Oui, oui, — c’est moi. Reste un peu. Personne ne vient plus. Je suis près
d’oublier la parole. Et je n’en ai plus besoin. L’été approche, je crois ;
les rideaux frémissent différemment — ils ont quelque chose à dire, — des bêtises. L’un d’eux
sort déjà par la fenêtre, il tire, pour arracher les anneaux,
pour s’enfuir par-dessus les arbres — peut-être qu’il cherche en plus à tirer
la maison toute entière autre part — mais la maison résiste de tous ses angles
et avec elle moi aussi, même si je me sens, depuis des mois, délivrée
de mes morts et de moi-même ; et cette résistance,
incompréhensible, involontaire, étrangère, est la seule chose mienne — mon lien
avec ce lit, avec ce rideau ; — elle est ma peur, comme si je me retenais
de tout mon corps à cette bague à pierre noire que je porte à l’index. […]
*
Est désormais passé le temps des rivalités ; sont taris les désirs ;
peut-être à présent pouvons-nous regarder ensemble le même point de l’inanité
où, je coris, se matérialisent les seules justes réponses — certes indifférentes,
mais toujours tranquillisantes — notre nouvelle communauté, déserte, calme, vide,
sans remue-ménage et dissensions, — à juste attiser la cendre au foyer,
façonnant de temps à autre de belles et élancées urnes de cendre,
ou bien, assis sur le sol, à frapper la terre de paumes insonores.
*
Peu à peu les choses ont perdu leur sens, se sont vidées ; d’ailleurs,
ont-elles jamais eu un sens quelconque ? — distendues, creuses,
c’est nous qui les remplissions de paille ou de son, pour qu’elles prennent forme,
qu’elles se densifient, se solidifient, se tiennent — les tables, les chaises,
les lits sur quoi nous nous allongions, les paroles ; — de toute façon creuses
comme les sacs en toile, comme les filets des marchands ; —
même du dehors on distingue les produits qu’ils contiennent
pommes de terre, oignons, blé, maïs, amandes ou farine. […]
*
Aucun sens, donc, aux faits ou aux choses — de même pour les mots, encore que
par ceux-là nous dénommons tant bien que mal ce qui nous manque ou que
jamais nous n’avons vu — l’aérien, que nous appelons l’éternel ; —
mots innocents, captieux, consolants, équivoques toujours
dans leur exactitude revendiquée ; — quelle affligeante histoire,
en donnant nom à une ombre, en le disant la nuit sur notre couche
avec le drap remonté jusqu’au cou, et en l’entendant, de croire, insensés,
que nous gardons notre corps, qu’il nous garde, que nous nous gardons au monde. […]
*
Oh, notre dépaysement dans nos propres vêtements qui vieillissent,
au-dedans de notre propre peau qui se ratatine ; alors que nos doigts
ne peuvent plus serrer, tenir autour de notre corps
ne serait-ce qu’une couverture, qui se soulève seule, se disperse, s’enfuit, nous laissant
à découvert devant le vide.
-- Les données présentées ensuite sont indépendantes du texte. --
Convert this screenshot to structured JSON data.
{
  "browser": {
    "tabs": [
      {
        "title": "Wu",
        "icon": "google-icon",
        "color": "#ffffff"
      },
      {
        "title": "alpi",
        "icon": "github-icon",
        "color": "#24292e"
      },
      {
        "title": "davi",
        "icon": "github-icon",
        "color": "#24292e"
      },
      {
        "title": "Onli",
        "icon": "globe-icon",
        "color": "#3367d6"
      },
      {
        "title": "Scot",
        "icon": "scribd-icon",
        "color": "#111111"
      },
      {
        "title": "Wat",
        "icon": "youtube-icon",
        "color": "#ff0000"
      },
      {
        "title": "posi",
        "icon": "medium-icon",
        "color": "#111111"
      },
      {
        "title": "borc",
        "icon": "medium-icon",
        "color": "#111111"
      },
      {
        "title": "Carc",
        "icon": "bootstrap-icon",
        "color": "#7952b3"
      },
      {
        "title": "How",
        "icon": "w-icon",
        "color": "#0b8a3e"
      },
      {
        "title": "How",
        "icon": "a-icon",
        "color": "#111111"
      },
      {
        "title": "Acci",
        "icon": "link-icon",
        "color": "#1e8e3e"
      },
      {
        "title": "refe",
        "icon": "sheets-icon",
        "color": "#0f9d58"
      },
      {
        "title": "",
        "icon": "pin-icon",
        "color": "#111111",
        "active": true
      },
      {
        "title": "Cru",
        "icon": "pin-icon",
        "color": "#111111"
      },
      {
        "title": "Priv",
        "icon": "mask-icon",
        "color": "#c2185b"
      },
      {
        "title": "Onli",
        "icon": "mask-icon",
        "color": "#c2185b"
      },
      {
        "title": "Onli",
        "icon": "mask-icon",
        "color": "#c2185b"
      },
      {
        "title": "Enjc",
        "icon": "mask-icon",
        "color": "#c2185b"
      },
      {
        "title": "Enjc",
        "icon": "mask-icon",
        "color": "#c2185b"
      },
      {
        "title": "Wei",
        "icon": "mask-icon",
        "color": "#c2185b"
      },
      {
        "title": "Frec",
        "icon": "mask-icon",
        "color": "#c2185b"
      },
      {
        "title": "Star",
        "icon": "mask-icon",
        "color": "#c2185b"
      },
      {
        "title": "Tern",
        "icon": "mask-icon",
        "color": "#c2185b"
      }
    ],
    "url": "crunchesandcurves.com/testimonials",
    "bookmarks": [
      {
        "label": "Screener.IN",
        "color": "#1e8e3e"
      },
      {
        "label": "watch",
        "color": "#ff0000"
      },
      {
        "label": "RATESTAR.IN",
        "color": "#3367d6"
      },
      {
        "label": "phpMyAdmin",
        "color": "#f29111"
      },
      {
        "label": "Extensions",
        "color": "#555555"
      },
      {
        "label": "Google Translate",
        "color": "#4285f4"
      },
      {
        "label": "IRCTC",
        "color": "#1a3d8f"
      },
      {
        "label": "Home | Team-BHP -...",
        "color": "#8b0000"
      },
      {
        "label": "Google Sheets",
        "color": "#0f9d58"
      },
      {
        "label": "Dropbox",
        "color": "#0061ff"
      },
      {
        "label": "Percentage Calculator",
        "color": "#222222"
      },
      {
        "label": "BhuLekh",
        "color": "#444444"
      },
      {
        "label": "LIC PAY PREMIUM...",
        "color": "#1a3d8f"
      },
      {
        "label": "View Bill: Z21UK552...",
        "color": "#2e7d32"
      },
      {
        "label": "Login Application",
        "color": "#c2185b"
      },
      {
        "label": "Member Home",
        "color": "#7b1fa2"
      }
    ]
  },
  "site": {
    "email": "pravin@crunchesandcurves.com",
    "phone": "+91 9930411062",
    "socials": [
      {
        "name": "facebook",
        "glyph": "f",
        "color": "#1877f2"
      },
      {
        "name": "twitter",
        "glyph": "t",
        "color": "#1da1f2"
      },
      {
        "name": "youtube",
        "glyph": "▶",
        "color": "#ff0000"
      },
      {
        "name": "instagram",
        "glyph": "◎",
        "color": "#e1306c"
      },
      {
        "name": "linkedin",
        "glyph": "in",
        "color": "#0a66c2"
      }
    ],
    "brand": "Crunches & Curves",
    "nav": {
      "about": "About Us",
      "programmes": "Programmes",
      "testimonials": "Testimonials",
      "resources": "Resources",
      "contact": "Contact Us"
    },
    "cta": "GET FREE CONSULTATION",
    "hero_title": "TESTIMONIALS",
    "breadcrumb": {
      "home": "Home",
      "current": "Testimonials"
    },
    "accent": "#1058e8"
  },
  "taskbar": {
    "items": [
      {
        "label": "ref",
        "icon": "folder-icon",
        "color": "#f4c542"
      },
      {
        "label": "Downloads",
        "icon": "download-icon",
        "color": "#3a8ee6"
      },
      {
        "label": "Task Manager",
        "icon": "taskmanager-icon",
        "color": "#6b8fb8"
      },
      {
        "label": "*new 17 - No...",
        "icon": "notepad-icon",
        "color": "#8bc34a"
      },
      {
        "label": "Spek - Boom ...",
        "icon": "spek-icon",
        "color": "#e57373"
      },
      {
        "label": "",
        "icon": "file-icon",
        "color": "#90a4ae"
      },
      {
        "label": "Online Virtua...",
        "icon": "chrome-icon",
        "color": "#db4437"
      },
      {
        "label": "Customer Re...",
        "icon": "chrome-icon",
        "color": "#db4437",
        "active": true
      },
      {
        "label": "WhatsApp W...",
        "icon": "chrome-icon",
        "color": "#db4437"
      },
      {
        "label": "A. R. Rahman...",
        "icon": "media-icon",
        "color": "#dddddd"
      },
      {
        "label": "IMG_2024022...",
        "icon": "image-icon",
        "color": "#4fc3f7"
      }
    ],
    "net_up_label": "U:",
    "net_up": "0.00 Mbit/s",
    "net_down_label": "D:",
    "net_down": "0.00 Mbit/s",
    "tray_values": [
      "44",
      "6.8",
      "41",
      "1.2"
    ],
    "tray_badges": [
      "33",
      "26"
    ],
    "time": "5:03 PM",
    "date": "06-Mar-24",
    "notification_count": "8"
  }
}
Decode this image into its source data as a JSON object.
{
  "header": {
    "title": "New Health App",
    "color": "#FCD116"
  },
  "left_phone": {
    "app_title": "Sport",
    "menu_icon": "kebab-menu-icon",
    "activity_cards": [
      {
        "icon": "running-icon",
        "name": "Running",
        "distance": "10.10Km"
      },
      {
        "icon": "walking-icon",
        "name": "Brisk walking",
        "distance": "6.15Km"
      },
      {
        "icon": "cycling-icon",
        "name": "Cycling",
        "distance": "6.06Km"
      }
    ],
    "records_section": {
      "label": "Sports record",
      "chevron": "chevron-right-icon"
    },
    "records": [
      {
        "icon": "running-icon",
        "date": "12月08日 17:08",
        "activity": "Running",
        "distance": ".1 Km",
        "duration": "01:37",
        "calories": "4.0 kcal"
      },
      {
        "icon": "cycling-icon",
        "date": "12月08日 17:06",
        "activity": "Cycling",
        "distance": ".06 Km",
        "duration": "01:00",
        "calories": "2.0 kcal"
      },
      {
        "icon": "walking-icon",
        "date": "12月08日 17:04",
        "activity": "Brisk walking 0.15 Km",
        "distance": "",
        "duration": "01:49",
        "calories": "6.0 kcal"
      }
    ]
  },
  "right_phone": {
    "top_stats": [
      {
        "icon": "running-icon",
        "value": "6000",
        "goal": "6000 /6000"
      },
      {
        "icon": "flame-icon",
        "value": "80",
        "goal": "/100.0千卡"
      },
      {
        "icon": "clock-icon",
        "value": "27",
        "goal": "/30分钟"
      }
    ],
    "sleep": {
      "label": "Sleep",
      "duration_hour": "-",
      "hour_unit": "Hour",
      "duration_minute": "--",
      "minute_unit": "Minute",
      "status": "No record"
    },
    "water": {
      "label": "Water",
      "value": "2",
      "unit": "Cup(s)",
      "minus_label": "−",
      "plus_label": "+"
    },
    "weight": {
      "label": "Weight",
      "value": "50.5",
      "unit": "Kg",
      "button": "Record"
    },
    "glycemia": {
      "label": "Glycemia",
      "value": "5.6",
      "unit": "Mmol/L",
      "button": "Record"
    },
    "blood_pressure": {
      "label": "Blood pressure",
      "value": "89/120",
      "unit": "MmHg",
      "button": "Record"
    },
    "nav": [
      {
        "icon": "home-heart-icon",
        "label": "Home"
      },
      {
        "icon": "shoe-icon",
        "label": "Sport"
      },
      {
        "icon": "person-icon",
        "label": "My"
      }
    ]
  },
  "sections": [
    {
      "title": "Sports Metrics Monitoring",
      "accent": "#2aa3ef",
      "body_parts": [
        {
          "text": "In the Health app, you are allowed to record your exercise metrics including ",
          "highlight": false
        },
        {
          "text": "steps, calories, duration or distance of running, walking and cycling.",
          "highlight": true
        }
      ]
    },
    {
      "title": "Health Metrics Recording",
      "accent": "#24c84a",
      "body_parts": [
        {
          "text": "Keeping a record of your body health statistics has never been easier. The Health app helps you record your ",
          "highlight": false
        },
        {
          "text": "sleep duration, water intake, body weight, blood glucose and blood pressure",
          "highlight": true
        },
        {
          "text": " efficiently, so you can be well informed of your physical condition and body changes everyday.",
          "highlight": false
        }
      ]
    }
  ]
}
Et alors la guitare, pendue au mur,
oubliée depuis des années, aux cordes rouillées, commence à trembler
ainsi que le menton d’une vieille tremble de froid ou de peur, et il faut
que tu mettes ta paume sur les cordes, pour arrêter
leur frisson contagieux. Mais tu ne trouves pas ta main, tu n’as pas de main,
et tu entends au creux de ton estomac que c’est ton propre menton qui tremble.
*
Dans cette maison le vent est devenu lourd et inexplicable, peut-être
de par le naturel de la présence des morts. Un bahut
s’ouvre seul, sortent de vieilles robes, elles bruissent, se dressent,
circulent en silence ; deux cimiers mordorés demeurent sur le tapis ; une tapisserie
se sépare ; — nul ne paraît — et pourtant il est ; une cigarette
brûle seule au fond du cendrier avec de petite pauses ; — celui
qui l’a laissée là se trouve dans l’autre pièce, comme un peu embarrassé,
le dos tourné, regardant le mur, sans doute une araignée
ou une tache d’humidité, — ainsi, vers le mur, pour qu’on ne distingue pas
le renfoncement obscur au-dessous de ses pommettes saillantes.
*
Les morts ne nous font plus souffrir, — et elle est étrange — n’est-ce pas ? —
non pas tant pour eux, que pour nous, — cette familiarité neutre de leur part
avec un lieu qui les a rejetés et où ils ne s’impliquent pas
dans les dépenses de son entretien, ni dans le souci de son délabrement,
eux, accomplis et inchangés, seulement comme un peu plus âgés. […]
*
Tu peux partir maintenant. Il fait nuit. J’ai sommeil, — je veux fermer les yeux,
dormir, ne pas voir ni dehors ni dedans, oublier
la peur du sommeil et la peur du réveil. Je ne peux pas. Je me dresse en sursaut —
j’ai peur de ne pas me réveiller. Je reste en éveil, à entendre
le ronflement des servantes depuis le salon, les araignées sur les murs,
les cafards dans la cuisine, ou les morts qui inhalent
en inspirations profondes, comme s’ils pouvaient dormir, comme s’ils étaient apaisés.
Je perds aussi mes morts à présent. Je les ai perdus Ils s’en vont. […]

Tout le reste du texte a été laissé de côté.